Linhas vermelhas no carro: nostalgia ou segurança no trânsito moderno?
Descubra como o velocímetro mudou no trânsito moderno e qual o papel que os displays analógicos desempenham hoje.

Linhas vermelhas no carro: nostalgia ou segurança no trânsito moderno?
O que há de novo no mundo dos veículos? Uma olhada nos carros modernos mostra que eles agora estão equipados com displays sofisticados, projeções head-up e velocímetros digitais. Esses desenvolvimentos mudaram drasticamente a forma como percebemos e gerenciamos a velocidade. Mas e os velocímetros analógicos clássicos com os quais muitos de nós ainda estamos familiarizados?
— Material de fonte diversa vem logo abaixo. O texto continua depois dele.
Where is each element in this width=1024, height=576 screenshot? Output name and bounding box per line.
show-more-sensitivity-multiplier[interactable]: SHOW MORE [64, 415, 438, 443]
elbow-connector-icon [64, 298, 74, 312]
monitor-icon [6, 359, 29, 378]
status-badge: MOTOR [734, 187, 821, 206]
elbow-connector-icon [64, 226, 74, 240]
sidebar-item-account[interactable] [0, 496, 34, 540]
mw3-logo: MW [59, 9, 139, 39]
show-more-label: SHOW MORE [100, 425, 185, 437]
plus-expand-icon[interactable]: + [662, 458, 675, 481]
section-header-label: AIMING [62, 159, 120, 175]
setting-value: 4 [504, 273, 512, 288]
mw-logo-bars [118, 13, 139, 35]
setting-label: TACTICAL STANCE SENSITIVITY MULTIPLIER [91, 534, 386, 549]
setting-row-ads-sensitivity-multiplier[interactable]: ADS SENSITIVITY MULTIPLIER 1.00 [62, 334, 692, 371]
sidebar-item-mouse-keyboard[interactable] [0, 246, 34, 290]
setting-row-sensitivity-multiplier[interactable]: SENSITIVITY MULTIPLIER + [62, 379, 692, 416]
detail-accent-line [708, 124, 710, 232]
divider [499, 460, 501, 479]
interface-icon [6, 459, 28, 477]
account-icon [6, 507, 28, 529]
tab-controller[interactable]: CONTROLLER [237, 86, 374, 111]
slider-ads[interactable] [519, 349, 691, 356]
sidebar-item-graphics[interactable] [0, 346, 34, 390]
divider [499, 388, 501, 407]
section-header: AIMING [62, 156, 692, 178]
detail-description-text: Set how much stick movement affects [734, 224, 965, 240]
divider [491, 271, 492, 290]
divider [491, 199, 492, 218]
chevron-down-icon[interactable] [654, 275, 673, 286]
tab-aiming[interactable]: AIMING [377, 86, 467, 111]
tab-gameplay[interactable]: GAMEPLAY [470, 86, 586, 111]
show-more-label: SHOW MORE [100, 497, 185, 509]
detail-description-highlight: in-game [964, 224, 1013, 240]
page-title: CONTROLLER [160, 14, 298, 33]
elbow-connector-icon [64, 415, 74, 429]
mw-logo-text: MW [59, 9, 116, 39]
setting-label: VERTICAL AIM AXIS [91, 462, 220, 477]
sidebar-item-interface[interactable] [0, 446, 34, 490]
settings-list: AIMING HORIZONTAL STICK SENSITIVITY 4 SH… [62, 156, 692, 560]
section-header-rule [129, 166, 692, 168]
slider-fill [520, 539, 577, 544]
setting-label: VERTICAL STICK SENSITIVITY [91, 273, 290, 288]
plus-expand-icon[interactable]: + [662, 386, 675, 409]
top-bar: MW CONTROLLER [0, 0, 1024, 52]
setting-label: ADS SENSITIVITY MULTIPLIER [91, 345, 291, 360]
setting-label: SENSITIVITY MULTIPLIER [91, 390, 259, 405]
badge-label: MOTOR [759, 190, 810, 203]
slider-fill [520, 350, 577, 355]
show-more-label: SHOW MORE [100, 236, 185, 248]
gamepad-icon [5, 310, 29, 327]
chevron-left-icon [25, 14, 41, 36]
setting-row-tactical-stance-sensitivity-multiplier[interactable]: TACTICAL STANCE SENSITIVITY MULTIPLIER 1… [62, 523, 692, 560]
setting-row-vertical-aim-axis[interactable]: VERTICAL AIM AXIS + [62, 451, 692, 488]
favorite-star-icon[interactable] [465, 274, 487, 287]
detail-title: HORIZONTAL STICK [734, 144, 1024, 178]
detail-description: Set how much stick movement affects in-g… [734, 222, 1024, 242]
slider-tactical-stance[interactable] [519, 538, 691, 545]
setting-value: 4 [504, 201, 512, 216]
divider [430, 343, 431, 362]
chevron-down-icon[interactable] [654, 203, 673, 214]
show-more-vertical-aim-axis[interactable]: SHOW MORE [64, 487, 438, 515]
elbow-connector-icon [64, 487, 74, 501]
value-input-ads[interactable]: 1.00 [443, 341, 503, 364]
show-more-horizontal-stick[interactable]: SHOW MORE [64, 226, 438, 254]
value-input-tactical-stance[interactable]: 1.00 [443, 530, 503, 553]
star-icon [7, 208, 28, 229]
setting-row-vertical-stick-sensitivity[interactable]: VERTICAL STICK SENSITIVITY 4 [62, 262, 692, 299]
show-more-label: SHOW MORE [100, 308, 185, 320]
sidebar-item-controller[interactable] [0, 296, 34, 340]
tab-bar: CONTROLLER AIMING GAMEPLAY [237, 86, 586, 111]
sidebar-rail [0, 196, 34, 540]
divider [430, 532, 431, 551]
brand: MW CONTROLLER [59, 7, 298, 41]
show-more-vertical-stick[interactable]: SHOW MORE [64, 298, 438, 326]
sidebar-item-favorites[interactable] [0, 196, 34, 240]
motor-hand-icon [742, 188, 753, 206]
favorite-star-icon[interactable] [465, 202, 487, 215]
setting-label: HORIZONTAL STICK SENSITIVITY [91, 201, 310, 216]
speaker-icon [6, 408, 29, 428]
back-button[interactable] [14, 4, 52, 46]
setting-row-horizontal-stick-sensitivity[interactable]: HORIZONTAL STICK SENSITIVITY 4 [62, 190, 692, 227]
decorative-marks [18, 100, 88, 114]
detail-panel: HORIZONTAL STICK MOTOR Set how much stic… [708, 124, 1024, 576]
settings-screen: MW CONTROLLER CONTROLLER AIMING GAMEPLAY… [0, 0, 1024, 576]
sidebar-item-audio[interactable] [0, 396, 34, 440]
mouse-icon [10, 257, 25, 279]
Correio do Norte relata que cada vez menos carros estão equipados com estes modelos mais antigos à medida que as alternativas modernas se tornam cada vez mais populares.
Os velocímetros analógicos, especialmente aqueles com linhas vermelhas distintas a 30 km/h e 50 km/h, são agora frequentemente vistos como relíquias de tempos passados. Estas linhas vermelhas não são apenas um artifício óptico, mas também cumprem uma função importante. Eles servem como pontos de referência para os motoristas e indicam limites de velocidade, como em áreas residenciais e escolares. Estas marcações encurtam o tempo de resposta, especialmente com velocímetros de escala grosseira. O que é surpreendente é que estas linhas vermelhas não são exigidas por lei, mas são utilizadas voluntariamente pelos fabricantes.
O velocímetro através dos tempos
O próprio velocímetro é um dispositivo interessante que mede e exibe a velocidade dos veículos terrestres. As primeiras variantes, como o tacômetro mecânico, baseavam-se na força centrífuga e foram patenteadas por Diedrich Uhlhorn em 1817. Diferentes tipos de velocímetros evoluíram ao longo dos anos, desde displays analógicos e gráficos de barras até displays digitais. Muitos veículos modernos utilizam sensores em cada roda para medir com precisão a velocidade, o que melhora significativamente a precisão. Este é um claro afastamento da tecnologia inicial, na qual um cabo do velocímetro transmitia a velocidade e estava sujeito a desgaste. Wikipédia explicou.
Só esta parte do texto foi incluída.